If equal volumes of `0.1 M KMnO_(4)` and `0.1 M K_(2)Cr_(2)O_(7)` solutions are allowed to oxidise `Fe^(2+)` to `Fe^(3+)` in acidic medium, then `Fe^(2+)` oxidised will be:

To solve the problem, we need to determine how much `Fe^(2+)` is oxidized when equal volumes of `0.1 M KMnO4` and `0.1 M K2Cr2O7` are used in an acidic medium.

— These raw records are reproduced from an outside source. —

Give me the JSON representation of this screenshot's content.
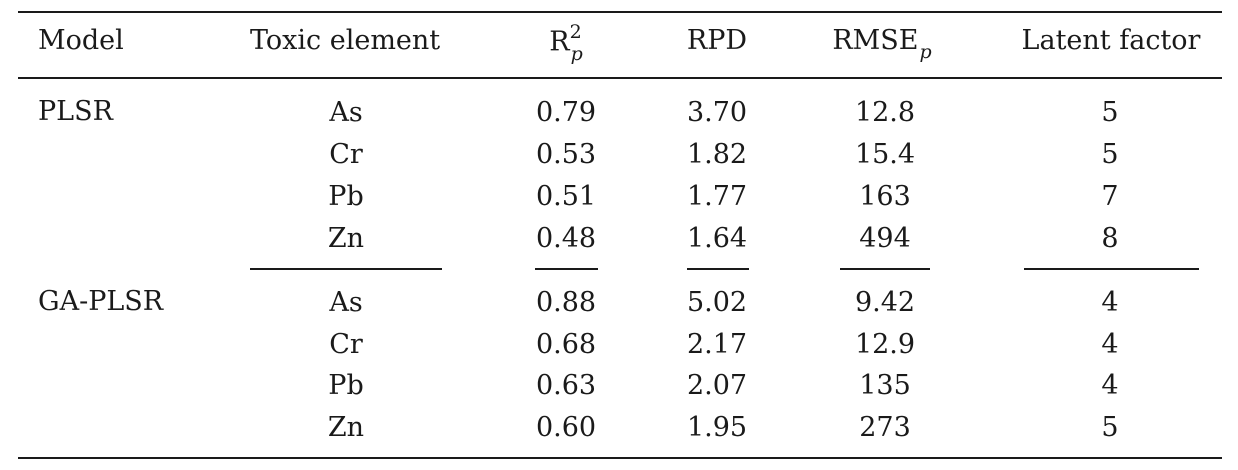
{
  "table": {
    "headers": {
      "model": "Model",
      "element": "Toxic element",
      "r2_base": "R",
      "r2_sup": "2",
      "r2_sub": "p",
      "rpd": "RPD",
      "rmse_base": "RMSE",
      "rmse_sub": "p",
      "latent": "Latent factor"
    },
    "groups": [
      {
        "model": "PLSR",
        "rows": [
          {
            "element": "As",
            "r2": "0.79",
            "rpd": "3.70",
            "rmse": "12.8",
            "latent": "5"
          },
          {
            "element": "Cr",
            "r2": "0.53",
            "rpd": "1.82",
            "rmse": "15.4",
            "latent": "5"
          },
          {
            "element": "Pb",
            "r2": "0.51",
            "rpd": "1.77",
            "rmse": "163",
            "latent": "7"
          },
          {
            "element": "Zn",
            "r2": "0.48",
            "rpd": "1.64",
            "rmse": "494",
            "latent": "8"
          }
        ]
      },
      {
        "model": "GA-PLSR",
        "rows": [
          {
            "element": "As",
            "r2": "0.88",
            "rpd": "5.02",
            "rmse": "9.42",
            "latent": "4"
          },
          {
            "element": "Cr",
            "r2": "0.68",
            "rpd": "2.17",
            "rmse": "12.9",
            "latent": "4"
          },
          {
            "element": "Pb",
            "r2": "0.63",
            "rpd": "2.07",
            "rmse": "135",
            "latent": "4"
          },
          {
            "element": "Zn",
            "r2": "0.60",
            "rpd": "1.95",
            "rmse": "273",
            "latent": "5"
          }
        ]
      }
    ]
  }
}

We will analyze the oxidation-reduction reactions involved and calculate the equivalents of `Fe^(2+)` oxidized by each oxidizing agent. ### Step-by-Step Solution: 1. **Identify the Reducing Agents and Their Reactions**: - The two oxidizing agents are `KMnO4` and `K2Cr2O7`. - In acidic medium: - `KMnO4` reduces from `MnO4^-` (Mn in +7 oxidation state) to `Mn^(2+)` (Mn in +2 oxidation state), which involves the gain of 5 electrons. - `K2Cr2O7` reduces from `Cr2O7^(2-)` (Cr in +6 oxidation state) to `Cr^(3+)` (Cr in +3 oxidation state), which involves the gain of 6 electrons. 2. **Calculate the n-factor for Each Oxidizing Agent**: - For `KMnO4`, the n-factor is 5 (since it gains 5 electrons). - For `K2Cr2O7`, the n-factor is 6 (since it gains 6 electrons). 3. **Calculate the Normality of Each Solution**: - Normality (N) is calculated as: \[ \text{Normality} = \text{Molarity} \times \text{n-factor} \] - For `KMnO4`: \[ N_{KMnO4} = 0.1 \, M \times 5 = 0.5 \, N \] - For `K2Cr2O7`: \[ N_{K2Cr2O7} = 0.1 \, M \times 6 = 0.6 \, N \] 4. **Determine the Total Equivalents of Each Oxidizing Agent**: - Since equal volumes of both solutions are used, we can compare their normalities directly. - Let’s assume we take 1 L of each solution: - Equivalents of `KMnO4` = Normality × Volume = \(0.5 \, N \times 1 \, L = 0.5 \, eq\) - Equivalents of `K2Cr2O7` = Normality × Volume = \(0.6 \, N \times 1 \, L = 0.6 \, eq\) 5. **Determine the Amount of `Fe^(2+)` Oxidized**: - Since `K2Cr2O7` has a higher normality, it will oxidize more `Fe^(2+)` than `KMnO4`. - The total equivalents of `Fe^(2+)` oxidized will be equal to the equivalents provided by the limiting reagent, which in this case is `K2Cr2O7`. 6. **Conclusion**: - The amount of `Fe^(2+)` oxidized will be determined by the `K2Cr2O7` solution, which is 0.6 equivalents. ### Final Answer: The amount of `Fe^(2+)` oxidized will be more by `K2Cr2O7`.